Drug addiction is not selective. There are no specific types of people who will develop an addiction – the problem can strike people from all walks of life.
However, some risk factors may make people more likely to use drugs or become susceptible to addiction than others. Things like environment, heredity, diseases, and mental health problems can all make someone more likely to develop an addiction.
In this article, we’re going to talk about some of the most common risk factors that could contribute to the development of drug addiction.
What Are Risk Factors?
A risk factor is something that can put you at risk of developing a condition, trait, or behavior. In regards to addiction, risk factors are issues that would make you more likely to develop a drug addiction at some point in life.
Understanding risk factors is useful for helping to prevent and manage addictions. While living with one or more of these risk factors by no means guarantees that you will develop an addiction, accepting and understanding these risk factors can help you avoid the possibility entirely.
Risk Factors for Drug Addiction
These are some of the most common risk factors that can increase the likelihood of someone developing an addiction.
A person’s environment – especially during childhood – can have a huge impact on the likelihood of them developing an addiction.
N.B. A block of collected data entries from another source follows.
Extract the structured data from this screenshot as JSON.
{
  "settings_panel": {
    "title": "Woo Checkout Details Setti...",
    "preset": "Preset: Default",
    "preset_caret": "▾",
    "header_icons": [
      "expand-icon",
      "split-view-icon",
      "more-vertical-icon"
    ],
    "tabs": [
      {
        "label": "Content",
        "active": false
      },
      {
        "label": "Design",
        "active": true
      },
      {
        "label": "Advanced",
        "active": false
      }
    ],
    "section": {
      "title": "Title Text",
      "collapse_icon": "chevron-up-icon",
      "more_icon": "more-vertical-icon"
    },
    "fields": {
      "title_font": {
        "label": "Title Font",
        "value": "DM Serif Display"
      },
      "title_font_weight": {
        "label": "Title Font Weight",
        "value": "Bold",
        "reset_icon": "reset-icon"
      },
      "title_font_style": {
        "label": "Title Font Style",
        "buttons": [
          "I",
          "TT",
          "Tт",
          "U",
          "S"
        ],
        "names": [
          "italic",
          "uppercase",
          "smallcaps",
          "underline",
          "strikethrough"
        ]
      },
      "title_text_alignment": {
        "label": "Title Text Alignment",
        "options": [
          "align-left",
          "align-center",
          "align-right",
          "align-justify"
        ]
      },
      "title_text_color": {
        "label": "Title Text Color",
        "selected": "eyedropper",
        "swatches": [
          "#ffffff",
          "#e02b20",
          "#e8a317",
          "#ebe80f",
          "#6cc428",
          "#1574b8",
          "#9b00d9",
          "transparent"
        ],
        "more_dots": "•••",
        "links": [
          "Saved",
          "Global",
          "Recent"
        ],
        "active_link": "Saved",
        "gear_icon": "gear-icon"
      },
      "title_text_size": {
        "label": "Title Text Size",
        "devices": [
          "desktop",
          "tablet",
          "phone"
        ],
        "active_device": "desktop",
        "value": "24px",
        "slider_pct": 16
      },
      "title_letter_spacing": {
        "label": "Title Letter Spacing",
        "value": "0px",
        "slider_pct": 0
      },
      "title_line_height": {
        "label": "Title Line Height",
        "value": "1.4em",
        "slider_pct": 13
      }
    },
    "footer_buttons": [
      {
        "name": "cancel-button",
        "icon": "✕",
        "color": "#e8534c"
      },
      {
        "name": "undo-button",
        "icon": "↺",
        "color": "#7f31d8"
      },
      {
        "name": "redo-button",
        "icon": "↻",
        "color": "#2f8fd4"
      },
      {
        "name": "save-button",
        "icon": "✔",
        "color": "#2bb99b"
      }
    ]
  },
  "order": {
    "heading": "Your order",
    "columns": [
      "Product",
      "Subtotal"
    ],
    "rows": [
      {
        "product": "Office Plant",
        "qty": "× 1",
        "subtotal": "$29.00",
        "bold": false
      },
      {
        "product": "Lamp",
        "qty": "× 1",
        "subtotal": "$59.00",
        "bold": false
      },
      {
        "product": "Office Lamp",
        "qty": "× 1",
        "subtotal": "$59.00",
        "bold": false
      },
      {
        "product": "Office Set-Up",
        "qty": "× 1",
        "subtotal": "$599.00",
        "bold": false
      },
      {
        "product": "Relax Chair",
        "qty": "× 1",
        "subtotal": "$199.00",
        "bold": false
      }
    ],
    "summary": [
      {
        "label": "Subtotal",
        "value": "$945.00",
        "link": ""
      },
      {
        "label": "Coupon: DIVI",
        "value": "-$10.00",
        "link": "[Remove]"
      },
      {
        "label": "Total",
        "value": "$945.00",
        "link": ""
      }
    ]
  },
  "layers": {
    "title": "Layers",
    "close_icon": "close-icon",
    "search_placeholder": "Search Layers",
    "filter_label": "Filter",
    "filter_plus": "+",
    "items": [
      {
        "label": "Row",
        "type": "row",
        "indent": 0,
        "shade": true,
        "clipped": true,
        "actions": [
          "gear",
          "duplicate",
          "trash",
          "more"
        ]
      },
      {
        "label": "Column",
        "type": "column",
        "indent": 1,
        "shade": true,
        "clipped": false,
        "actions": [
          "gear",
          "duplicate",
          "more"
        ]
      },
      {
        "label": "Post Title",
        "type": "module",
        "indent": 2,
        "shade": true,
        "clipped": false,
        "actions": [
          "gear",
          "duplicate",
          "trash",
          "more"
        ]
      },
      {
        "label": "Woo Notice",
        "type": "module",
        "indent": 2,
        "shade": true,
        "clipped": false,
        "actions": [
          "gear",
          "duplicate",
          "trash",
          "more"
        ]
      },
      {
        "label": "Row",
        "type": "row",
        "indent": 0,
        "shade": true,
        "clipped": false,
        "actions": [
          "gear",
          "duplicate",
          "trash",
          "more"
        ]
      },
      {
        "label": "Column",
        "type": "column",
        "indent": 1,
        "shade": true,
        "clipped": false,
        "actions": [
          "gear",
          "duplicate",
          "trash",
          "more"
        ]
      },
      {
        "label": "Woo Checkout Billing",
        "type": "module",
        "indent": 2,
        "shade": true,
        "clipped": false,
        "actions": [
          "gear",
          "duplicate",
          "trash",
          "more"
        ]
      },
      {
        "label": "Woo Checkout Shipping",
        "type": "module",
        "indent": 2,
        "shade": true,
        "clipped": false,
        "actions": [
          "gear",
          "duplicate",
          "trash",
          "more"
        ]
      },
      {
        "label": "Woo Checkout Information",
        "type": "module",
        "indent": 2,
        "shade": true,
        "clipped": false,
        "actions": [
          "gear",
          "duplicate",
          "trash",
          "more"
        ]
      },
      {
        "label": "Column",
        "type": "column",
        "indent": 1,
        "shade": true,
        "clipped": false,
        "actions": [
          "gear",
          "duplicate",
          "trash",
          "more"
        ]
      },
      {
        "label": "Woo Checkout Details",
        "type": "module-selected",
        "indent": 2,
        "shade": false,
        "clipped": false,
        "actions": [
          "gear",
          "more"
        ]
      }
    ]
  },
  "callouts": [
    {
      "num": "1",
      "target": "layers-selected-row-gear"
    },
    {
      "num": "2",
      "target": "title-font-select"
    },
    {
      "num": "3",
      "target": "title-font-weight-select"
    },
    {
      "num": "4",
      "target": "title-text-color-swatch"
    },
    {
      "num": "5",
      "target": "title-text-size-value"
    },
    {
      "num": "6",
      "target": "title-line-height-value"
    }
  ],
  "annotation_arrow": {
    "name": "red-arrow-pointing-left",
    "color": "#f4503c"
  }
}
Children raised by parents who struggle with addictions, or who grow up in neighborhoods or cities where drug addiction is prevalent are more likely to develop drug addictions later in life.
It’s not just children who are susceptible to their environments, though. An individual who has spent their whole life sober may suddenly be at risk for addiction if they move to a new town where drugs run rampant.
While the link is not exactly clear, there is some evidence that heredity can affect someone’s likelihood to use drugs. People who are born to parents who have had addictions are more likely to use drugs themselves – even if their parents never used drugs around them.
People who struggle with mental disorders, such as anxiety, depression, and chronic stress, are much more likely to use drugs than other people. These drugs may be illicit, or they may be prescribed by a doctor – whatever the case, drug abuse, and addiction are much more common among people who have mental health problems – a problem that leads to a dual diagnosis.
People who seek medical assistance often assume that they are less likely to develop an addiction because their medication will be regulated. Unfortunately, statistically, huge numbers of Americans have gotten addicted to prescription drugs even when taking them according to their doctor’s orders.
Physical Health Problems
People with physical health problems also become more likely to abuse drugs. This is particularly true for people who are prescribed strong prescription painkillers without being properly informed about the risks and dangers involved with using these drugs.
Lack of Education
People who are uneducated about drugs and addiction may simply not see addiction as a threat. This can make them much more likely to use drugs to self-medicate or to have fun, without being aware of any of the repercussions.
Nobody is exempt from the dangers of drug addiction, but some people are more likely to experience problems with drugs than others. Risk factors for drug addiction include mental health problems, education, and environmental issues.
If you or a loved one are at risk of developing an addiction, don’t hesitate to seek help from a rehab facility.